Traditionally, however, the First Department has maintained that, in spite of an undertaking being posted, the owner of the real property remains a necessary party. A recent case in the Supreme Court, New York County, might be a further step in a change towards uniformity in the departments.
Doma Inc. v. 885 Park Ave. Corp. (New York County Index No. 159775/2016) concerns a contractor’s disagreement with an individual who had hired the contractor to renovate her home. As is often the case in such actions, the contractor claimed that it was owed a certain unpaid sum and, in an effort to collect, filed a mechanic’s lien against the premises.
Those premises were, in fact, owned by a cooperative corporation, of which the individual was a tenant-shareholder. The cooperative corporation moved to dismiss on the grounds that a bond had been filed and the lien discharged.
The Court noted that the First Department’s traditional stance on this matter has been to follow Lien Law §44 (3), which provides that the owner is a necessary party in an action to enforce a lien against real property, to the letter. However, the Doma Court determined that there was no conceivable public policy basis for forcing an owner, who has no stake in the action as a result of the bond, to remain a party to such an action. Thus the the Doma Court elected to follow the reasoning laid out by the Second and Third Departments: that the filing of the bond activates Lien Law §37 (7), which requires only that “the principal and surety on the bond, the contractor, and all claimants who have filed notices of claim prior to the date of the filing of such summons and complaint” be necessary parties to the action against the bond.

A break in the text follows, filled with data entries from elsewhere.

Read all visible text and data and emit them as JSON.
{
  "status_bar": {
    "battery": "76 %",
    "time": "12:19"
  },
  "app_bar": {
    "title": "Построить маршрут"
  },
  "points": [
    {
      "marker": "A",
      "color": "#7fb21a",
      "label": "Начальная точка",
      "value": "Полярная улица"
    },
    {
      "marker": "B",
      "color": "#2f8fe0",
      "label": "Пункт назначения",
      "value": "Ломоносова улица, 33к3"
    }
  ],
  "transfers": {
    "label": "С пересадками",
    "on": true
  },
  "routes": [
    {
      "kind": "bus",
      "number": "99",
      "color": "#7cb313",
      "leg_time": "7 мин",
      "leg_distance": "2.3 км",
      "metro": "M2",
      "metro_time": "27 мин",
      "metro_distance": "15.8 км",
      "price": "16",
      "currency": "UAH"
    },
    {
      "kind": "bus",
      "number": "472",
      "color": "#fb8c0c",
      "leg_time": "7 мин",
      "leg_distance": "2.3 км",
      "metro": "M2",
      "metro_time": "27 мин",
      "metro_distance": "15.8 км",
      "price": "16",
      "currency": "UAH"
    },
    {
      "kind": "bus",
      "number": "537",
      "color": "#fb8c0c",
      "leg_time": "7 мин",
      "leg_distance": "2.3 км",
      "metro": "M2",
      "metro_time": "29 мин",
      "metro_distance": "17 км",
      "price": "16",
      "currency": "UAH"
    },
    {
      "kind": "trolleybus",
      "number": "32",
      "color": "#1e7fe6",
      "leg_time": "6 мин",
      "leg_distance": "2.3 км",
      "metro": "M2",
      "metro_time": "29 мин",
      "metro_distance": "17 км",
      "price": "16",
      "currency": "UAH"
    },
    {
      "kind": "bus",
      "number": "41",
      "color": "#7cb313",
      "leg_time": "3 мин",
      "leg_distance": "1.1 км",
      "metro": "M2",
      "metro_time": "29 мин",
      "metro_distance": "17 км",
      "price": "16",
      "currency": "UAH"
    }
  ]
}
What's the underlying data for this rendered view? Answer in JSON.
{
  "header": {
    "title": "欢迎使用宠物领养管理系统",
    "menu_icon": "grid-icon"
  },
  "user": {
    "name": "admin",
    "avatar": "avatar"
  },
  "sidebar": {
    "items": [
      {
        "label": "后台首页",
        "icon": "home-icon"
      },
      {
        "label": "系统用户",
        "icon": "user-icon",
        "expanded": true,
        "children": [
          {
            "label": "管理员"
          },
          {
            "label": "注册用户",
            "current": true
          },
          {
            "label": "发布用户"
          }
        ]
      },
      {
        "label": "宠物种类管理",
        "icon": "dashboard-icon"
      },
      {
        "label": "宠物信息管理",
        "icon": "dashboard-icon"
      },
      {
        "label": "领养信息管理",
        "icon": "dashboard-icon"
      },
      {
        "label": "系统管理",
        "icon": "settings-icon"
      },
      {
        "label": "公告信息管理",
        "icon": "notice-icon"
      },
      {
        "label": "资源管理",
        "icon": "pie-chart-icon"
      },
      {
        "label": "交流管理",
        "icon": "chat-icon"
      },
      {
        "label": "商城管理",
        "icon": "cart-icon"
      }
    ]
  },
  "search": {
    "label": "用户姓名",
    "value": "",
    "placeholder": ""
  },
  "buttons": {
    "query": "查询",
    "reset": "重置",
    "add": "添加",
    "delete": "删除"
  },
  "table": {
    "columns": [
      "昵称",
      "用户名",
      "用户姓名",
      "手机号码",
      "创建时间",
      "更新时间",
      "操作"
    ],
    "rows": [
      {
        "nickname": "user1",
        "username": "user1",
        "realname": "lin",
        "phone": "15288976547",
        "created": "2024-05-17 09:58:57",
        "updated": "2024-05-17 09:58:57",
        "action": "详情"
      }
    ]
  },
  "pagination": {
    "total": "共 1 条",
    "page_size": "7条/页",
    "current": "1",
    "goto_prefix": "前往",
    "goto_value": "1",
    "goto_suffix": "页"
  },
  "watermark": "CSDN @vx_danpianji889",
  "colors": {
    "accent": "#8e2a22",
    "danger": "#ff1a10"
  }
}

This was similar to the reasoning of other trial level courts in the First Department which were persuaded by the reasoning of the Second and Third Departments. See Nova Bros., Inc. v James G. Kennedy & Co., Inc., 2016 NY Slip Op 32858[U] (Sup. Ct., NY County, Oct. 14, 2016), as partially adhered to on rearg 2017 NY Slip Op 32823[U] (Sup. Ct., NY County, May 17, 2017); Benfield Light. Inc. v. A.J.S. Project Mgt., Inc., 2016 NY Slip Op 30953[U], *2 (Sup. Ct., NY County, May 19, 2016); see also Danica Group LLC v Atlantic Ct. LLC, 23 Misc 3d 1111[A], 2009 NY Slip Op 50708[U], *1-2 (Sup. Ct., Kings County, April 16, 2009).
While Doma lacks precedential authority it is worth noting that it might signal a continued shift in the law on this matter. Unfortunately, no notice of appeal was filed, so it appears that the ambiguity in the First Department will remain for a least a little while longer.